Hiya, new to mumsnet, because I’m at a loss for how to handle my 2yo’s recent behaviour. She keeps telling me off, using the same form tones and mannerisms I do when I tell her off, when I try to do things like change her nappy, or just ask her to do something she doesn’t like. Every parenting method I try just gets turned back around on me. She’ll go ‘no mummy stop’ and put a hand up when I try to change her, and then when I tell her she can’t talk to me like that she says ‘no, you don’t talk to (her name) like that’ and it goes on. I try time outs but she views that as me being naughty.
It’s more than just cheekiness, it’s a ‘do as I say not as I do’ issue, she genuinely doesn’t seem to understand the difference between me saying I don’t like her doing something/want her to do something and her not liking me doing something/wanting to do something else. She sees us as equals and I can’t seem to get her to understand that I have the authority to make the decisions. (I say me, but it extends to her dad and grandparents too).
It feels like it might be an issue she’s too young to understand, but at the same time, I feel like we’ve already let the behaviour take root too much and need to nip it in the bud before it gets any worse. Anyone had any success in dealing with this kind of thing before?

OP posts:
Are your children’s vaccines up to date?
PritiPatelsMaker · 25/08/2022 08:07

When you find out, can you tell me?
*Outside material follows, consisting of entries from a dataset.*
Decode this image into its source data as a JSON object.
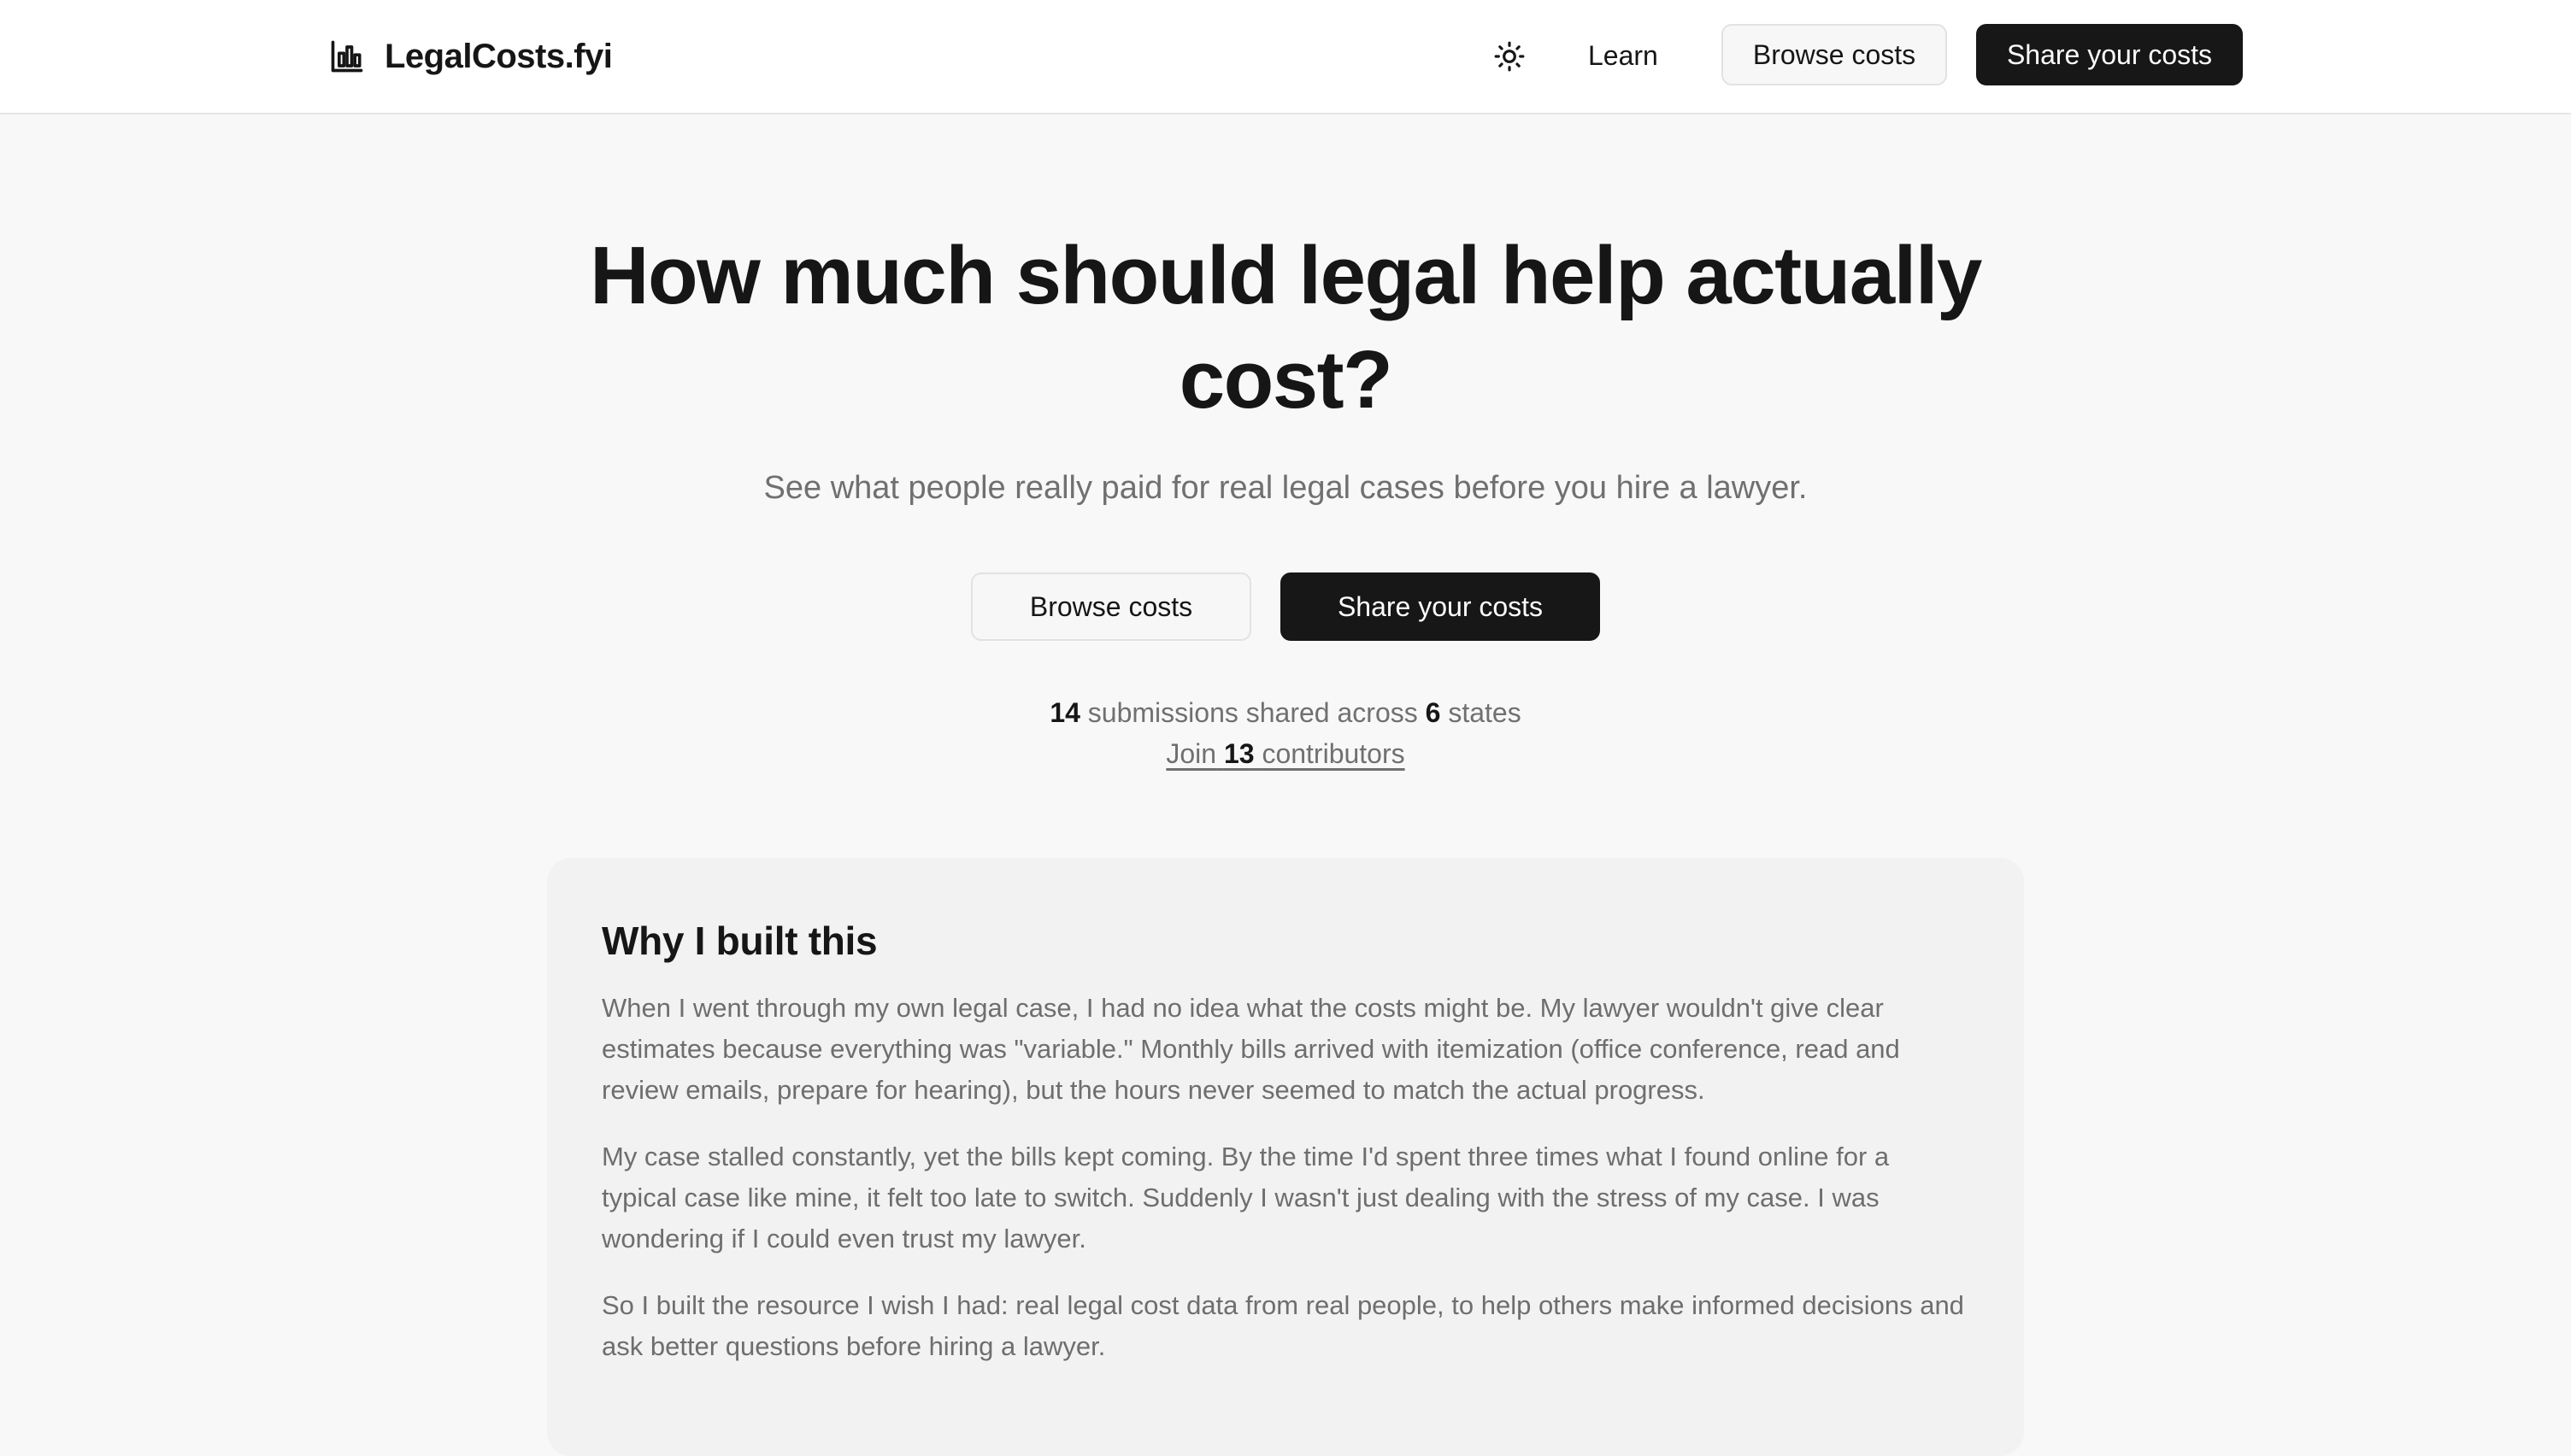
{
  "header": {
    "brand": "LegalCosts.fyi",
    "brand_icon": "bar-chart-icon",
    "theme_icon": "sun-icon",
    "nav_learn": "Learn",
    "browse_label": "Browse costs",
    "share_label": "Share your costs"
  },
  "hero": {
    "title": "How much should legal help actually cost?",
    "subtitle": "See what people really paid for real legal cases before you hire a lawyer.",
    "browse_label": "Browse costs",
    "share_label": "Share your costs"
  },
  "stats": {
    "submissions": "14",
    "submissions_text": "submissions shared across",
    "states": "6",
    "states_text": "states",
    "join_prefix": "Join",
    "contributors": "13",
    "contributors_text": "contributors"
  },
  "story": {
    "heading": "Why I built this",
    "paragraphs": [
      "When I went through my own legal case, I had no idea what the costs might be. My lawyer wouldn't give clear estimates because everything was \"variable.\" Monthly bills arrived with itemization (office conference, read and review emails, prepare for hearing), but the hours never seemed to match the actual progress.",
      "My case stalled constantly, yet the bills kept coming. By the time I'd spent three times what I found online for a typical case like mine, it felt too late to switch. Suddenly I wasn't just dealing with the stress of my case. I was wondering if I could even trust my lawyer.",
      "So I built the resource I wish I had: real legal cost data from real people, to help others make informed decisions and ask better questions before hiring a lawyer."
    ]
  },
  "colors": {
    "page_bg": "#f8f8f8",
    "header_bg": "#ffffff",
    "dark_button": "#171717",
    "muted_text": "#707070",
    "card_bg": "#f2f2f2"
  }
}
My 15 yo has always been the same and very begrudgingly will concede occasionally that we may be able to set rules that she doesn't like but has to follow. That's rare though...

NewMum0305 · 31/08/2022 21:33

May be obvious but do you give her small choices? Eg “ok I’m going to change your nappy - do you want to read a book after or do some drawing?” to give her some feeling of control?
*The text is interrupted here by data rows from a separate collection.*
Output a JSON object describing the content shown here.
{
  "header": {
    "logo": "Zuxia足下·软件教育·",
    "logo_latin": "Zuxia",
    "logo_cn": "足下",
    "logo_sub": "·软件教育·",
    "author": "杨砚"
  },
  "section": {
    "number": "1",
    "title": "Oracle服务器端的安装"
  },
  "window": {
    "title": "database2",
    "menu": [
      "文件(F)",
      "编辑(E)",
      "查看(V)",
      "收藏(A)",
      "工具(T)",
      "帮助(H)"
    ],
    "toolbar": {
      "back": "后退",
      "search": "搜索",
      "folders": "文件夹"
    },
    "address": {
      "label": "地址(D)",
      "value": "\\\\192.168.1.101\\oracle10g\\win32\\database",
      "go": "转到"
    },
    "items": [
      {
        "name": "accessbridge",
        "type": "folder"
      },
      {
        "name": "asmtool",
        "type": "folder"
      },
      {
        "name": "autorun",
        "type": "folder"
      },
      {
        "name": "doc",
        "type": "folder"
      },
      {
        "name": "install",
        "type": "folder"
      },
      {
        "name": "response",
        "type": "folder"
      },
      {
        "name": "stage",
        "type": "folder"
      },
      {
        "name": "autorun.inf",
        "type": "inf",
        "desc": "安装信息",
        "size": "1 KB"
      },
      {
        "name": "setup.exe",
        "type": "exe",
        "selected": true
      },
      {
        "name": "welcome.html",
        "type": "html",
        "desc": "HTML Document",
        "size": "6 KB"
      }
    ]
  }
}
My daughter is very much a mini-adult and it helps. Also giving her a bit of responsibility eg if I say it’s time for breakfast and she’s dragging her feet, asking her to help me eg pour the cereal normally helps.

Also, are you modelling how you want her to speak when you speak to her? Yes you are absolutely in charge but if you are telling her she needs to ask things kindly, say please, thank you etc, are you doing the same?

No judgement - genuine question as it’s something else that helped with my little one

MagentaCR · 31/08/2022 23:07

Thanks for the reply.
Being polite we have no problem with the rest of the time, she can ask nicely when she wants. The answering back only comes out when she feels strongly about something, which is why she then adopts my stern voice, which I just use when I mean it.

OP posts:
Snowpaw · 01/09/2022 09:33

I think playfulness and lots of positive interaction is best around that age to get them to do what you want, rather than telling off. So you want to change her nappy - say “i’m going to tell you a lovely story about a horse while I change your nappy” - something that gets her attention and focus, or sing her a funny song while you can get on doing what you need to do e.g nappy change, getting her dressed etc. Make things into a game. Pull funny faces to get her attention. Whisper your instructions so she stops what she’s doing to hear you - it works. Give her a little job to do to help you.

I don’t think time outs or telling off really work at that age. It’s tiring and hard to try and put a positive spin on everything when they’re doing things you don’t want, but they crave your attention and interaction above all things. Get them laughing and enjoying themselves and it makes life easier.